Run Backup, Run!

Over the past N weeks/couple of months, we’ve been making a number of improvements to how backups are done in MySQL Cluster.

Once you get to large data sets, you start to really care about how long a backup takes.

Traditionally, MySQL Cluster has been in-memory only. The way to back this up is to just write from memory to disk (rate limited) and synchronised across the cluster.  Since memory is really fast (compared to the rate we’re writing out to disk) – never had a problem.

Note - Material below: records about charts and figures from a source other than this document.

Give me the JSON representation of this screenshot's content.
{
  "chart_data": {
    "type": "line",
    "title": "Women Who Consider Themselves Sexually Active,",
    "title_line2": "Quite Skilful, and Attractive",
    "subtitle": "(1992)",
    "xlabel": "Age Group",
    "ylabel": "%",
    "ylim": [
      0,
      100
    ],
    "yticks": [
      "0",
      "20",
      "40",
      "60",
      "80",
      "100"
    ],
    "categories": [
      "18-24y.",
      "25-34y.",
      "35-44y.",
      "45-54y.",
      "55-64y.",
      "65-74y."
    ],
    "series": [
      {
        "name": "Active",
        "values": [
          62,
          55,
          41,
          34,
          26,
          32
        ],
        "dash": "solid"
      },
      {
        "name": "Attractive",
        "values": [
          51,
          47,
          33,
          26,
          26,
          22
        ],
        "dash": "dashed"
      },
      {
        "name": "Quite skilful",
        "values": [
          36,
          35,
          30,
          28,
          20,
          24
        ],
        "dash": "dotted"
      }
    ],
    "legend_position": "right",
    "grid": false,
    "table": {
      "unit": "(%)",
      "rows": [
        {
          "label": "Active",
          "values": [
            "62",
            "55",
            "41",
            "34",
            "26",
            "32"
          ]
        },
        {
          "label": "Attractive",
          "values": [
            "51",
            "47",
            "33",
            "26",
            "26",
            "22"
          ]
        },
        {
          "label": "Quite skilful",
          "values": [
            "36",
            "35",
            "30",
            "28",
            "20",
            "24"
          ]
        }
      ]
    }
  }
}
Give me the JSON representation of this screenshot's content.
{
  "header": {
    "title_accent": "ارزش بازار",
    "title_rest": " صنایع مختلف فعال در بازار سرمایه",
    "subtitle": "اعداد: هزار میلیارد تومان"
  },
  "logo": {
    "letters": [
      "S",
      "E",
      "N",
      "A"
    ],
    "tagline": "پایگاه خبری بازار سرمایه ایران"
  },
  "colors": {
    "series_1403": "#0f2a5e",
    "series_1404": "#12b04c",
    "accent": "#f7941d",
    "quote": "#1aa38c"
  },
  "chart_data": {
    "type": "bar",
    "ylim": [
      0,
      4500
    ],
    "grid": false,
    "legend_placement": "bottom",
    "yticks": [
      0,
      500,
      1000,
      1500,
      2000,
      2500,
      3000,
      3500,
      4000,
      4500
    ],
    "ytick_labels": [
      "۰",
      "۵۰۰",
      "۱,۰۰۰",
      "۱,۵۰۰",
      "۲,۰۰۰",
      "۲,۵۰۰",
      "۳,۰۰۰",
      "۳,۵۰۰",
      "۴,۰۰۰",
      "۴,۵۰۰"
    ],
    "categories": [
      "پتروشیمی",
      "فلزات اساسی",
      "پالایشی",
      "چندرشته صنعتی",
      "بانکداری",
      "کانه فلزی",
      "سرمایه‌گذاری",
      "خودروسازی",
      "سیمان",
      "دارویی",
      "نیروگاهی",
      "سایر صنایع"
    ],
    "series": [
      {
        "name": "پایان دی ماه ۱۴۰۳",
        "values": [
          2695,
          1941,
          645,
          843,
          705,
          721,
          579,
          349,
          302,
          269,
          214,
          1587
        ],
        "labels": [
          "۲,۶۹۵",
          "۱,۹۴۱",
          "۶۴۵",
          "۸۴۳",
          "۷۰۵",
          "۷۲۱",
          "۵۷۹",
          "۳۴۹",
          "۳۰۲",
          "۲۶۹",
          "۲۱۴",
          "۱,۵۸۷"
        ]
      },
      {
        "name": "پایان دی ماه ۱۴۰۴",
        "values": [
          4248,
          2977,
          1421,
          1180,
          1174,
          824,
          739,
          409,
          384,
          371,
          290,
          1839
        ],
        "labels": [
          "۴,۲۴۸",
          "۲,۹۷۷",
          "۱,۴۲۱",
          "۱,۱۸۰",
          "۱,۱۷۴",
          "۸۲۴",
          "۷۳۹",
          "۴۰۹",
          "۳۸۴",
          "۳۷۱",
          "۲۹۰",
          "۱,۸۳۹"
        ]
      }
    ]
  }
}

In MySQL 5.1 (and Cluster Carrier Grade Edition- CGE), disk based attributes are supported. This means that a row has both in memory and disk based parts.  As we all (should) know, disk seeks take a very long time. We don’t want to seek.

So, at some point recently we changed the scanning order from in-memory order (which previously made perfect sense) to on disk order. Randomly seeking through RAM is much cheaper than all the disk seeks. This greatly improved backup performance.

We also did some read-ahead work, which again, greatly improved performance.

Today, I see mail from Jonas about changing the way we read tuples for backup (and LCP) to make it even more efficient (READ_PACKED). This should also reduce CPU usage for LCP/Backup… which is a casual issue. I should really take the time to look closely at this and review.

I also wrote a patch to the code in NDB that writes files to disk to write a compressed gzio stream instead of an uncompressed one. This happens in a different thread, so potentially using one of those CPU cores that ndb wouldn’t otherwise use… and also dramatically reducing the amount of data written to disk…. this patch isn’t in any tree yet, and I’ve yet to try it with the READ_PACKED patch, which together should work rather well.

I also need to grab Brian at some point and find out why azio (as used by the ARCHIVE engine) doesn’t work the same way as gzio for basic stream writing…